ISBN:978-4-86387-158-8
120頁/サイズ:B5
発売日:2022/1/11
発行所:(株)美巧社
著者:橋詰 茂
瀬戸内海を視点とした歴史発見の旅への誘い
瀬戸内海は原始古代の時代より、西国と畿内を結ぶ海の大動脈として、多くの物資や人が往来していた。海の時代と呼ばれた中世、全国に名を知らしめた近世の廻船など、それは瀬戸内海との関わりから生み出されたものである。瀬戸内海地域には、漁労・製塩・水運など海に携わる多くの人々が存在し、活発な活動を行い旺盛な生活力を持っていた。そこでは船を利用して、新たな技術や文化・信仰が各地へ広がっていく。それを受け入れた人々は、新たな生活様式を生み出していくのである。
島は不便な地域と思われがちだが、それは島外で生活している現代人の身勝手な考え方に過ぎない。船は海を利用してどこへでも移動できる便利なものである。そのため島にはその島独自の歴史的文化が生まれ、現代にいきずいている。また、その船が係留するために各地に港が開かれ、多くの人々が集住する。そこには政治・経済・文化などあらゆるものによって新たな町並が形成されていった。今に残る港町はその時代に誕生したのである。
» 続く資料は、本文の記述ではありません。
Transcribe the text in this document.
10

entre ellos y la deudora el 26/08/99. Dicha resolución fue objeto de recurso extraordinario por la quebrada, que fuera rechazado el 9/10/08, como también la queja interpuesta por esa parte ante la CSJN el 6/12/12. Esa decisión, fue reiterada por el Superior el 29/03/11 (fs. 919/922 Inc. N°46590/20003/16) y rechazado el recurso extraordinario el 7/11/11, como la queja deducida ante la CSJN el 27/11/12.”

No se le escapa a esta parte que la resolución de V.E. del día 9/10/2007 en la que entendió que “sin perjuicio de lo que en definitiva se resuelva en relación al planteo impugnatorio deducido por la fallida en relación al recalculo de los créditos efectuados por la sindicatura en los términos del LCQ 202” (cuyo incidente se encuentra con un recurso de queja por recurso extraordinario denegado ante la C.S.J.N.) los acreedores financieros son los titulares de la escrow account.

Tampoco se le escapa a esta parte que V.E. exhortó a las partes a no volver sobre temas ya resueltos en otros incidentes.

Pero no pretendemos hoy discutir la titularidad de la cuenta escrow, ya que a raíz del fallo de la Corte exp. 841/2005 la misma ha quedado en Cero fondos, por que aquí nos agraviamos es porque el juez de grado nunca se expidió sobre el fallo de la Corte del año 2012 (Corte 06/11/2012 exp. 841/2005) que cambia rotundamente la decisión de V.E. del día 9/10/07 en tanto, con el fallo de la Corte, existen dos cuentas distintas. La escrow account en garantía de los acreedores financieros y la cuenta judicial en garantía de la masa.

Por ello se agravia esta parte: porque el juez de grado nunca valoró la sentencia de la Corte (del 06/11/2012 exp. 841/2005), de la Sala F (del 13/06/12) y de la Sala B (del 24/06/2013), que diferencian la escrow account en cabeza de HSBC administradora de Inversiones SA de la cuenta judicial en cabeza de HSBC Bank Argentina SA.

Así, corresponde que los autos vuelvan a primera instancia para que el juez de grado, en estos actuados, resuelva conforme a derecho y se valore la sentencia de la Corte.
我々は便利さを追求したがために、古き時代の良さを年々失い続けているように感じる。その古き時代を今一度訪ね、中近世の瀬戸内海地域の様相を垣間見てみたい。瀬戸内海に浮かぶ島々と、海を取り巻く周辺の港を舞台として、その地域の自然的景観と歴史的過程、またそこに住した人々の生活様式を見つめ直していきたい。そして、そこから現代に生きる我々のこれからの生き様を考えてみたい。瀬戸内海の島で生まれ育った筆者は、常に島への愛着を持っている。当初は、住する讃岐だけの予定であったが、讃岐と深い関わりを持つ瀬戸内周辺地域を取り上げることとした。
さぁ、それでは新たな歴史発見の旅に出立しよう。